SMALL BROADBAND ISAC
The Small Broadband Provider ISAC promotes the resiliency and continuity of operation of small network operators across the United States. They collect and disseminate threat information, indicators and mitigation strategies from a variety of public and private sources and facilitate communications among participants. Working closely with industry partners, the federal government and other stakeholders, the Small Broadband Provider ISAC helps small broadband providers recognize, analyze and respond to vulnerabilities, threats and other risks.
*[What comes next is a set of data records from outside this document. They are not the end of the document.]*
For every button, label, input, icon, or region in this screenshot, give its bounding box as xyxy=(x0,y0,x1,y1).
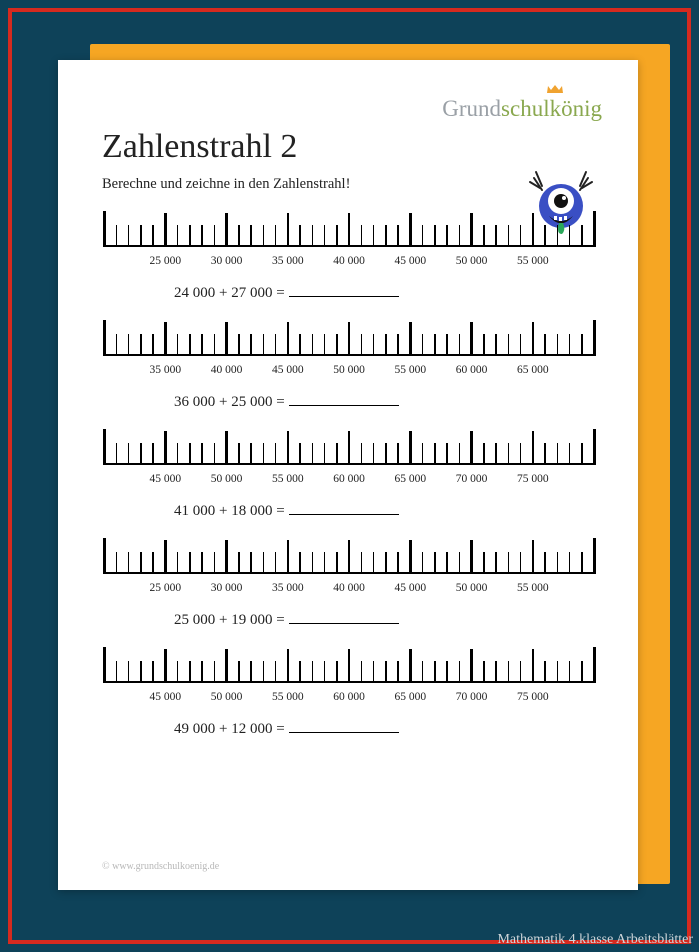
tick-label: 75 000 xyxy=(517,473,549,485)
tick-label: 55 000 xyxy=(272,473,304,485)
tick-label: 45 000 xyxy=(149,473,181,485)
tick-label: 40 000 xyxy=(333,255,365,267)
number-line-labels: 45 000 50 000 55 000 60 000 65 000 70 000 75 0… xyxy=(104,473,594,489)
exercise: 45 000 50 000 55 000 60 000 65 000 70 000 75 0… xyxy=(102,647,602,738)
worksheet-page: Grundschulkönig Zahlenstrahl 2 Berechne … xyxy=(58,60,638,890)
tick-label: 30 000 xyxy=(211,582,243,594)
number-line xyxy=(104,429,594,467)
tick-label: 45 000 xyxy=(394,255,426,267)
equation: 36 000 + 25 000 = xyxy=(174,394,602,411)
number-line xyxy=(104,538,594,576)
tick-label: 70 000 xyxy=(456,473,488,485)
tick-label: 55 000 xyxy=(517,582,549,594)
tick-label: 45 000 xyxy=(272,364,304,376)
tick-label: 50 000 xyxy=(456,582,488,594)
equation-text: 49 000 + 12 000 = xyxy=(174,721,285,737)
tick-label: 30 000 xyxy=(211,255,243,267)
answer-blank[interactable] xyxy=(289,732,399,733)
equation-text: 24 000 + 27 000 = xyxy=(174,285,285,301)
number-line-labels: 45 000 50 000 55 000 60 000 65 000 70 000 75 0… xyxy=(104,691,594,707)
image-caption: Mathematik 4.klasse Arbeitsblätter xyxy=(497,932,693,948)
tick-label: 55 000 xyxy=(394,364,426,376)
number-line-labels: 25 000 30 000 35 000 40 000 45 000 50 000 55 0… xyxy=(104,255,594,271)
logo-row: Grundschulkönig xyxy=(102,88,602,122)
logo-green: schulkönig xyxy=(501,96,602,121)
answer-blank[interactable] xyxy=(289,405,399,406)
tick-label: 50 000 xyxy=(456,255,488,267)
equation: 49 000 + 12 000 = xyxy=(174,721,602,738)
logo-grey: Grund xyxy=(442,96,501,121)
tick-label: 35 000 xyxy=(272,582,304,594)
tick-label: 25 000 xyxy=(149,255,181,267)
number-line xyxy=(104,647,594,685)
exercise: 25 000 30 000 35 000 40 000 45 000 50 000 55 0… xyxy=(102,211,602,302)
tick-label: 60 000 xyxy=(333,691,365,703)
tick-label: 60 000 xyxy=(333,473,365,485)
tick-label: 50 000 xyxy=(211,473,243,485)
tick-label: 35 000 xyxy=(272,255,304,267)
tick-label: 55 000 xyxy=(272,691,304,703)
footer-url: © www.grundschulkoenig.de xyxy=(102,861,219,872)
answer-blank[interactable] xyxy=(289,623,399,624)
exercise: 45 000 50 000 55 000 60 000 65 000 70 000 75 0… xyxy=(102,429,602,520)
exercise: 35 000 40 000 45 000 50 000 55 000 60 000 65 0… xyxy=(102,320,602,411)
tick-label: 40 000 xyxy=(333,582,365,594)
exercise: 25 000 30 000 35 000 40 000 45 000 50 000 55 0… xyxy=(102,538,602,629)
tick-label: 75 000 xyxy=(517,691,549,703)
tick-label: 40 000 xyxy=(211,364,243,376)
tick-label: 65 000 xyxy=(517,364,549,376)
crown-icon xyxy=(546,84,564,94)
equation: 24 000 + 27 000 = xyxy=(174,285,602,302)
tick-label: 35 000 xyxy=(149,364,181,376)
tick-label: 60 000 xyxy=(456,364,488,376)
tick-label: 50 000 xyxy=(211,691,243,703)
exercise-list: 25 000 30 000 35 000 40 000 45 000 50 000 55 0… xyxy=(102,211,602,738)
tick-label: 45 000 xyxy=(149,691,181,703)
equation-text: 41 000 + 18 000 = xyxy=(174,503,285,519)
tick-label: 70 000 xyxy=(456,691,488,703)
number-line xyxy=(104,211,594,249)
tick-label: 65 000 xyxy=(394,473,426,485)
page-title: Zahlenstrahl 2 xyxy=(102,128,602,166)
number-line xyxy=(104,320,594,358)
tick-label: 45 000 xyxy=(394,582,426,594)
brand-logo: Grundschulkönig xyxy=(442,88,602,122)
equation: 41 000 + 18 000 = xyxy=(174,503,602,520)
tick-label: 25 000 xyxy=(149,582,181,594)
tick-label: 50 000 xyxy=(333,364,365,376)
equation-text: 25 000 + 19 000 = xyxy=(174,612,285,628)
equation-text: 36 000 + 25 000 = xyxy=(174,394,285,410)
equation: 25 000 + 19 000 = xyxy=(174,612,602,629)
answer-blank[interactable] xyxy=(289,514,399,515)
tick-label: 55 000 xyxy=(517,255,549,267)
tick-label: 65 000 xyxy=(394,691,426,703)
number-line-labels: 35 000 40 000 45 000 50 000 55 000 60 000 65 0… xyxy=(104,364,594,380)
number-line-labels: 25 000 30 000 35 000 40 000 45 000 50 000 55 0… xyxy=(104,582,594,598)
answer-blank[interactable] xyxy=(289,296,399,297)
The Small Broadband Provider ISAC is managed by NTCA–The Rural Broadband Association.
To learn more, visit www.cyber-share.org.
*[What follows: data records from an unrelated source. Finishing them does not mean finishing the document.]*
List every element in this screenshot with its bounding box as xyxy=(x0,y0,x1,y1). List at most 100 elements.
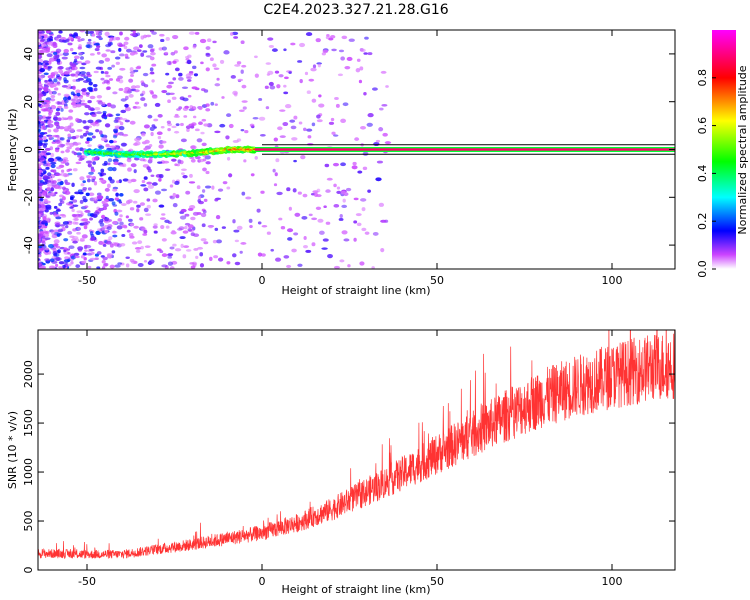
colorbar: 0.0 0.2 0.4 0.6 0.8 Normalized spectral ampl… xyxy=(696,30,749,278)
spectrogram-noise-cell xyxy=(87,86,93,91)
spectrogram-noise-cell xyxy=(98,220,103,224)
spectrogram-noise-cell xyxy=(225,135,230,140)
spectrogram-noise-cell xyxy=(75,70,80,75)
spectrogram-noise-cell xyxy=(96,51,101,55)
spectrogram-noise-cell xyxy=(67,133,71,138)
spectrogram-noise-cell xyxy=(259,133,266,137)
spectrogram-noise-cell xyxy=(214,198,219,202)
spectrogram-noise-cell xyxy=(166,84,173,89)
spectrogram-noise-cell xyxy=(89,30,95,34)
spectrogram-noise-cell xyxy=(181,86,189,89)
spectrogram-noise-cell xyxy=(257,252,263,257)
spectrogram-noise-cell xyxy=(141,179,146,184)
spectrogram-noise-cell xyxy=(286,228,294,233)
spectrogram-noise-cell xyxy=(72,199,78,203)
snr-y-ticks: 0 500 1000 1500 2000 xyxy=(22,360,675,574)
spectrogram-noise-cell xyxy=(202,167,207,172)
spectrogram-noise-cell xyxy=(140,35,145,40)
spectrogram-noise-cell xyxy=(126,48,132,53)
spectrogram-noise-cell xyxy=(50,152,55,158)
spectrogram-noise-cell xyxy=(93,70,99,74)
spectrogram-noise-cell xyxy=(38,223,43,227)
spectrogram-noise-cell xyxy=(129,67,134,72)
spectrogram-noise-cell xyxy=(270,248,274,252)
spectrogram-noise-cell xyxy=(209,57,214,62)
spectrogram-noise-cell xyxy=(298,121,303,125)
spectrogram-noise-cell xyxy=(114,197,120,201)
colorbar-label: Normalized spectral amplitude xyxy=(736,65,749,234)
spectrogram-noise-cell xyxy=(179,215,187,220)
spectrogram-noise-cell xyxy=(46,53,53,58)
spectrogram-noise-cell xyxy=(41,220,48,224)
spectrogram-noise-cell xyxy=(318,103,325,108)
spectrogram-y-tick-label: -20 xyxy=(22,188,35,206)
spectrogram-noise-cell xyxy=(341,204,348,208)
spectrogram-noise-cell xyxy=(181,172,185,175)
spectrogram-x-tick-label: 50 xyxy=(430,274,444,287)
spectrogram-noise-cell xyxy=(56,233,61,237)
spectrogram-noise-cell xyxy=(275,158,280,163)
spectrogram-noise-cell xyxy=(205,103,210,107)
spectrogram-noise-cell xyxy=(129,207,135,211)
spectrogram-y-ticks: -40 -20 0 20 40 xyxy=(22,47,675,254)
spectrogram-noise-cell xyxy=(384,141,392,145)
spectrogram-noise-cell xyxy=(347,264,351,268)
spectrogram-noise-cell xyxy=(302,245,308,249)
spectrogram-noise-cell xyxy=(81,218,89,222)
spectrogram-noise-cell xyxy=(161,213,166,216)
spectrogram-noise-cell xyxy=(310,67,317,72)
spectrogram-noise-cell xyxy=(72,79,78,82)
spectrogram-noise-cell xyxy=(109,243,114,248)
spectrogram-noise-cell xyxy=(130,163,137,168)
spectrogram-noise-cell xyxy=(136,49,142,52)
spectrogram-noise-cell xyxy=(120,98,127,102)
spectrogram-noise-cell xyxy=(38,172,42,176)
spectrogram-noise-cell xyxy=(54,263,59,268)
spectrogram-noise-cell xyxy=(290,42,296,46)
spectrogram-noise-cell xyxy=(72,218,79,221)
spectrogram-noise-cell xyxy=(288,71,292,74)
spectrogram-noise-cell xyxy=(273,137,279,142)
spectrogram-noise-cell xyxy=(125,256,130,259)
spectrogram-noise-cell xyxy=(167,128,171,132)
spectrogram-noise-cell xyxy=(76,152,82,156)
spectrogram-noise-cell xyxy=(116,225,123,230)
spectrogram-noise-cell xyxy=(95,230,101,235)
spectrogram-noise-cell xyxy=(248,218,253,223)
spectrogram-noise-cell xyxy=(74,143,79,146)
spectrogram-noise-cell xyxy=(334,97,339,101)
spectrogram-noise-cell xyxy=(126,229,131,233)
spectrogram-noise-cell xyxy=(87,212,92,217)
spectrogram-noise-cell xyxy=(234,261,241,266)
spectrogram-noise-cell xyxy=(219,123,226,128)
spectrogram-noise-cell xyxy=(38,253,42,258)
spectrogram-noise-cell xyxy=(39,46,45,50)
spectrogram-noise-cell xyxy=(105,195,109,200)
spectrogram-noise-cell xyxy=(61,186,66,190)
spectrogram-noise-cell xyxy=(205,161,211,165)
spectrogram-noise-cell xyxy=(91,33,96,37)
spectrogram-noise-cell xyxy=(121,233,126,237)
spectrogram-noise-cell xyxy=(38,116,43,121)
spectrogram-noise-cell xyxy=(39,132,46,136)
spectrogram-noise-cell xyxy=(136,204,141,208)
spectrogram-noise-cell xyxy=(43,47,50,51)
spectrogram-noise-cell xyxy=(148,143,153,148)
spectrogram-noise-cell xyxy=(190,265,196,269)
spectrogram-noise-cell xyxy=(106,86,111,91)
spectrogram-noise-cell xyxy=(212,239,217,244)
spectrogram-noise-cell xyxy=(153,223,158,227)
spectrogram-noise-cell xyxy=(129,71,136,74)
spectrogram-noise-cell xyxy=(184,213,190,217)
spectrogram-noise-cell xyxy=(69,206,74,209)
spectrogram-noise-cell xyxy=(186,128,190,133)
spectrogram-noise-cell xyxy=(360,125,366,130)
spectrogram-noise-cell xyxy=(85,140,90,144)
spectrogram-noise-cell xyxy=(47,157,55,163)
spectrogram-noise-cell xyxy=(297,60,303,63)
spectrogram-noise-cell xyxy=(183,115,188,118)
spectrogram-noise-cell xyxy=(150,174,155,177)
spectrogram-noise-cell xyxy=(165,37,170,41)
spectrogram-noise-cell xyxy=(69,142,75,147)
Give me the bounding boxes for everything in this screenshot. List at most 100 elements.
Launched in 2019, the Space Information Sharing and Analysis Center (Space ISAC) is the only space-dedicated ISAC and serves to facilitate collaboration across the global space industry to enhance the ability to prepare for and respond to vulnerabilities, incidents, and threats; to disseminate timely and actionable information among member entities; and to be the primary communications channel for the space sector with respect to this information. This work is made possible through collaboration of a broad membership that spans the entire horizon of the space industry, including organizations large and small involved in space supply chain, business systems, and missions. Together, Space ISAC members are leading the global space community and driving long-term space security today and into the next era by identifying and responding to threats, mitigating risks to the space mission, and regularly convening to protect the space sector and reduce operational costs through sharing threat intel, analyzing trends, and conducting workshops and training. A watch center and lab will be operational in 2024 at the Space ISAC offices, co-located with the National Cybersecurity Center in Colorado Springs, Colorado.
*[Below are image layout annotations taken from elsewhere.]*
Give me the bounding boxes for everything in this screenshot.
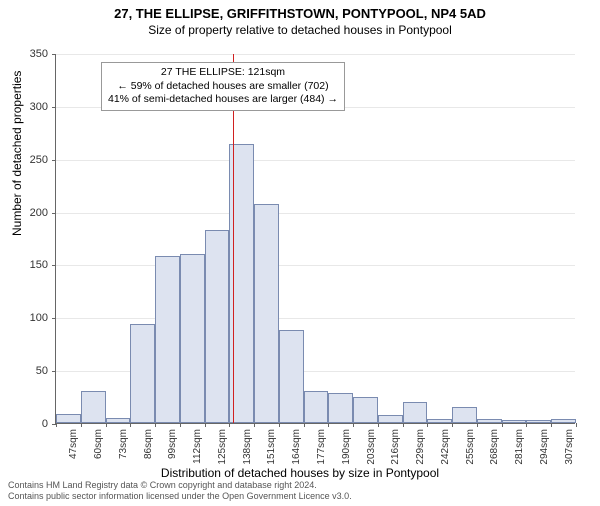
x-axis-label: Distribution of detached houses by size … bbox=[0, 466, 600, 480]
page-title: 27, THE ELLIPSE, GRIFFITHSTOWN, PONTYPOO… bbox=[0, 6, 600, 21]
annotation-line-1: 27 THE ELLIPSE: 121sqm bbox=[108, 66, 338, 80]
xtick-mark bbox=[279, 423, 280, 427]
footer-line-2: Contains public sector information licen… bbox=[8, 491, 352, 502]
xtick-mark bbox=[378, 423, 379, 427]
xtick-label: 151sqm bbox=[266, 429, 277, 465]
xtick-mark bbox=[205, 423, 206, 427]
annotation-line-2: ← 59% of detached houses are smaller (70… bbox=[108, 80, 338, 94]
gridline bbox=[56, 54, 575, 55]
page-subtitle: Size of property relative to detached ho… bbox=[0, 23, 600, 37]
xtick-label: 255sqm bbox=[465, 429, 476, 465]
ytick-label: 100 bbox=[18, 312, 56, 324]
xtick-label: 294sqm bbox=[539, 429, 550, 465]
footer: Contains HM Land Registry data © Crown c… bbox=[8, 480, 352, 502]
xtick-label: 164sqm bbox=[291, 429, 302, 465]
gridline bbox=[56, 160, 575, 161]
xtick-mark bbox=[81, 423, 82, 427]
histogram-bar bbox=[477, 419, 502, 423]
xtick-label: 216sqm bbox=[390, 429, 401, 465]
xtick-mark bbox=[180, 423, 181, 427]
histogram-bar bbox=[378, 415, 403, 423]
xtick-label: 177sqm bbox=[316, 429, 327, 465]
histogram-bar bbox=[155, 256, 180, 423]
xtick-label: 47sqm bbox=[68, 429, 79, 459]
xtick-mark bbox=[477, 423, 478, 427]
xtick-label: 99sqm bbox=[167, 429, 178, 459]
xtick-mark bbox=[551, 423, 552, 427]
xtick-mark bbox=[576, 423, 577, 427]
chart-container: 05010015020025030035047sqm60sqm73sqm86sq… bbox=[55, 54, 575, 424]
xtick-label: 229sqm bbox=[415, 429, 426, 465]
ytick-label: 50 bbox=[18, 365, 56, 377]
xtick-label: 73sqm bbox=[118, 429, 129, 459]
xtick-mark bbox=[130, 423, 131, 427]
xtick-mark bbox=[229, 423, 230, 427]
xtick-label: 190sqm bbox=[341, 429, 352, 465]
ytick-label: 200 bbox=[18, 207, 56, 219]
histogram-bar bbox=[427, 419, 452, 423]
ytick-label: 150 bbox=[18, 259, 56, 271]
footer-line-1: Contains HM Land Registry data © Crown c… bbox=[8, 480, 352, 491]
ytick-label: 300 bbox=[18, 101, 56, 113]
xtick-mark bbox=[155, 423, 156, 427]
histogram-bar bbox=[106, 418, 131, 423]
xtick-label: 138sqm bbox=[242, 429, 253, 465]
histogram-bar bbox=[551, 419, 576, 423]
xtick-mark bbox=[502, 423, 503, 427]
gridline bbox=[56, 265, 575, 266]
histogram-bar bbox=[526, 420, 551, 423]
ytick-label: 250 bbox=[18, 154, 56, 166]
xtick-mark bbox=[56, 423, 57, 427]
histogram-bar bbox=[81, 391, 106, 423]
xtick-mark bbox=[328, 423, 329, 427]
histogram-bar bbox=[304, 391, 329, 423]
xtick-mark bbox=[427, 423, 428, 427]
xtick-mark bbox=[254, 423, 255, 427]
histogram-bar bbox=[254, 204, 279, 423]
xtick-label: 242sqm bbox=[440, 429, 451, 465]
histogram-bar bbox=[353, 397, 378, 423]
histogram-bar bbox=[328, 393, 353, 423]
gridline bbox=[56, 213, 575, 214]
histogram-bar bbox=[56, 414, 81, 424]
xtick-mark bbox=[304, 423, 305, 427]
xtick-label: 307sqm bbox=[564, 429, 575, 465]
gridline bbox=[56, 318, 575, 319]
xtick-label: 60sqm bbox=[93, 429, 104, 459]
xtick-label: 112sqm bbox=[192, 429, 203, 464]
xtick-mark bbox=[106, 423, 107, 427]
histogram-bar bbox=[502, 420, 527, 423]
histogram-bar bbox=[130, 324, 155, 423]
xtick-label: 203sqm bbox=[366, 429, 377, 465]
xtick-label: 268sqm bbox=[489, 429, 500, 465]
xtick-mark bbox=[526, 423, 527, 427]
xtick-label: 281sqm bbox=[514, 429, 525, 465]
xtick-mark bbox=[353, 423, 354, 427]
xtick-mark bbox=[403, 423, 404, 427]
ytick-label: 350 bbox=[18, 48, 56, 60]
histogram-bar bbox=[452, 407, 477, 423]
annotation-box: 27 THE ELLIPSE: 121sqm ← 59% of detached… bbox=[101, 62, 345, 111]
histogram-bar bbox=[403, 402, 428, 423]
histogram-bar bbox=[205, 230, 230, 423]
histogram-bar bbox=[180, 254, 205, 423]
histogram-bar bbox=[279, 330, 304, 423]
xtick-mark bbox=[452, 423, 453, 427]
annotation-line-3: 41% of semi-detached houses are larger (… bbox=[108, 93, 338, 107]
xtick-label: 125sqm bbox=[217, 429, 228, 465]
xtick-label: 86sqm bbox=[143, 429, 154, 459]
ytick-label: 0 bbox=[18, 418, 56, 430]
SURFACE TRANSPORTATION, PUBLIC TRANSPORTATION AND OVER-THE-ROAD BUS ISACS
The ST, PT and OTRB ISACs are trusted, transportation sector specific, 24/7 incident reporting and threat warning entities that establish the transportation sector's specific information/intelligence requirements for incidents, threats and vulnerabilities. Based on its sector-focused subject matter analytical expertise, the ST, PT and OTRB ISACs collect, analyze and disseminate alerts and incident reports to their membership and help the Government understand impacts for their sector. They provide an electronic trusted ability for the membership to exchange and share information on cyber, physical and natural threats in order to defend critical infrastructure.
WaterISAC, a nonprofit organization established in 2002, is the information sharing and operational arm of the U.S. water and wastewater sector. WaterISAC helps members strengthen their physical and cyber security, recover from natural and man-made disasters and improve overall preparedness and resilience. Through a secure web portal, twice-weekly e-newsletters, alerts and webinars, WaterISAC delivers a rich and thorough library of physical and cyber threat information; guidance on risk management, mitigation and resilience; contaminant databases and much more. Members include hundreds of utilities serving more than 221 million people, mainly in the U.S, but also in Canada, Australia and New Zealand, as well as other sector stakeholders.